Once accepted into the RVM pre-novitiate, the ordinary course of formation will take ten (10) years. RVM formation prepares sisters who are well educated, trained in the spiritual exercises, and skilled to minister in diverse and ever changing environments.
Pre-Noviceship or Postulancy
The Pre-Noviceship is the first formal phase of the RVM Formation Process, which covers a period of ten (10) months. It is a time when the pre-novice chooses to explore and pursue the already growing conviction that God is calling her to the religious life in the RVM Congregation. Therefore, it builds upon the assumption that she, for a reasonable period of time, has felt a call to the religious life, that free and gratuitous gift from God, calling forth a free and creative response.
This phase of formation allows the pre-novice to experience a “gradual transition from the lay life to the life proper to the novitiate.” (RC II.I I.I) It offers the pre-novice occasions and opportunities to question and discern the reality of her call. It ascertains the human, spiritual and apostolic foundations, which are necessary for her growth into the values, attitudes and lifestyle of Christ in imitation of the Blessed Virgin Mary and Mother Ignacia del Espiritu Santo.
Noviceship is the first initiation into the “essential and primary requirements of religious life” (RC 13.1). It lasts for a period of two (2) years, which can be extended but cannot exceed six (6) months. It is the stage where the novice’s growth conviction to her call to the religious life is nurtured and her human, spiritual and apostolic growth process is enhanced to a degree of maturity, inner-directedness and transcendence that will enable her to live the “evangelical counsels of which she will later make profession” (RC 13.1)
The fist year novice spends her noviceship in a formation house where she lives a life of contemplation and develops “that intimate union with Christ where all apostolic activities must flow” (RC 13.2). She is initiated into the Paschal Mystery of Christ, a meditative study of Scriptures, evangelical life and the celebration of the Liturgy according to the spirit and character of the RVM (cf. DFRI 47). The second year novice is initiated to the RVM missions where she experiences the essence of being sent and lives the apostolic life, which will be hers in the future. She realize in her life that “contemplation and apostolic activity are closely linked together”(DFRI 4), inspiring her to be a contemplative-in-action in imitation of Mother Ignacia del Espiritu Santo.
Having purified her intention and tested her suitability in the religious life, with the help of her formator, the novitiate and other formative communities, the novice makes a decision to commit herself to God in the RVM Congregation.
Juniorate / Temporary Professed
The Juniorate is a formative stage that follows the profession of the first vows and extending through the various years of doctrinal, apostolic and professional formation.

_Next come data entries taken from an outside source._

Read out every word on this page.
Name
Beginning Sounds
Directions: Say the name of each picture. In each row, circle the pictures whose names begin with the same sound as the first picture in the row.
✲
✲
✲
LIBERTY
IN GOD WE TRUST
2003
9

It is the stage corresponding to the period of preparation for perpetual vows. It lasts for five (5) years and may be extended not beyond eight (8) years. (cf CB, Chapter 5 #91)
In view of its end and its content, the Juniorate means a
deepening, broadening, perfecting and stabilizing formation in such a way as to lead the Junior to a degree of religious maturity required to assume definitive commitment to Christ, to the Religious of the Virgin Mary, and to the mission entrusted to her by the Church.
Tertianship is the final stage of the Juniorate level that lasts for ten (10) months and spent in the Juniorate House. It is a period of intensive preparation in prayer, study and integration. It is a phase for renewal of spirit and religious fervor. It provides the Tertian time for final discernment and prepares her to seal with perpetual profession her life of consecration to God and to the Church.
Continuing Formation / Perpetually Professed
Formation is a process of gradualidentification with the attitude of Christ towards the Father. It involves the whole person, in every aspect of the personality, in behavior and intention. Precisely because it aims at the transformation of the whole person, it is clear that the commitment to formation never ends (VC 65). Also, due to human limitations, the consecrated person can never claim to have completely brought to life the “new creature” who, in every circumstance of life, reflects the very mind of Christ (VC 69). Indeed, at every stage of life, consecrated persons must be offered opportunities to grow in their commitment to the charism and mission of their institute (VC65).
One such opportunity to grow is the program for continuing formation which is an intrinsic requirement of religious consecration. Cultivating and sustaining faithfulness and integrating creativity with fidelity” (DFRI 67) are at the heart of continuing formation. It is a comprehensive plan and an accompanying program that assists the religious to explore and develop ways of living their fidelity to their vocation and mission as they mature and encounter new experiences and as they open themselves to the demanding realities and challenges of the present world. It provides them with some compelling insights and incentives for exploring and assimilating the many and varied blessings along the pathways of their graced journey of religious life, now and for the future.